Two of Turkey’s main trade union federations, KESK and DISK, will go on strike Monday in protest at a police crackdown on anti-government demonstrators in Istanbul.
KESK has some 240,000 members in 11 unions and will also be joined by unions representing doctors, engineers and dentists.
The Confederation of Progressive Trade Unions (DİSK), the Confederation of Public Sector Trade Unions (KESK), the Turkish Doctors’ Union (TTB), the Union of Chambers of Turkish Engineers and Architects (TMMOB) and the Turkish Dentists Union (TDHB) have called on workers to take to the streets in a joint decision.
“The ruling Justice and Development Party [AKP] government has launched an offensive against the nation, who refuse to give up their rights and freedoms by staging an insistent resistance,” the group said in a statement.

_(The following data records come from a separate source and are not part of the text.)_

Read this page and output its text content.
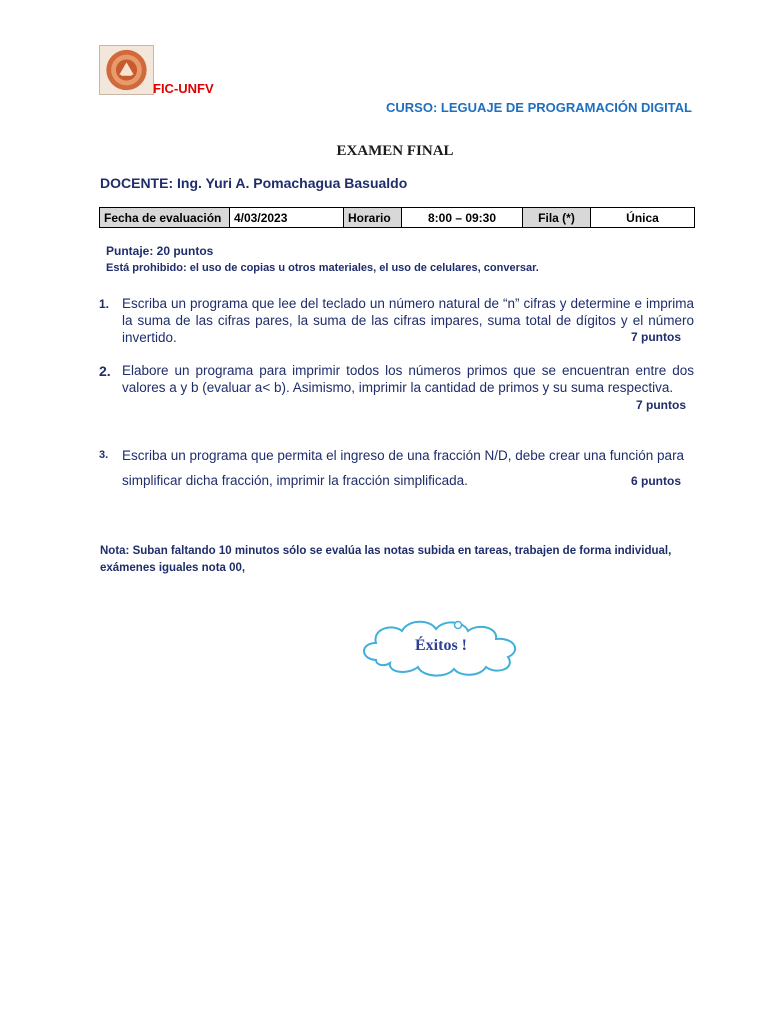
FIC-UNFV
CURSO: LEGUAJE DE PROGRAMACIÓN DIGITAL
EXAMEN FINAL
DOCENTE: Ing. Yuri A. Pomachagua Basualdo
Fecha de evaluación	4/03/2023	Horario	8:00 – 09:30	Fila (*)	Única
Puntaje: 20 puntos
Está prohibido: el uso de copias u otros materiales, el uso de celulares, conversar.
1. Escriba un programa que lee del teclado un número natural de “n” cifras y determine e imprima la suma de las cifras pares, la suma de las cifras impares, suma total de dígitos y el número invertido.	7 puntos
2. Elabore un programa para imprimir todos los números primos que se encuentran entre dos valores a y b (evaluar a< b). Asimismo, imprimir la cantidad de primos y su suma respectiva.
7 puntos
3. Escriba un programa que permita el ingreso de una fracción N/D, debe crear una función para
simplificar dicha fracción, imprimir la fracción simplificada.	6 puntos
Nota: Suban faltando 10 minutos sólo se evalúa las notas subida en tareas, trabajen de forma individual, exámenes iguales nota 00,
Éxitos !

The members of the unions will stop working on June 17 except for emergency cases and will march to their cities’ centres.
The group has also asked for tolerance because of the disruption and also demanded the support of the people in the squares for a more “egalitarian, free and democratic Turkey.”
The members of the five syndicates that will begin demonstrations as of today could reach “hundreds of thousands,” according to a KESK official.
“We will take the streets using our power of production,” said the general secretary of DISK, Kani Beko.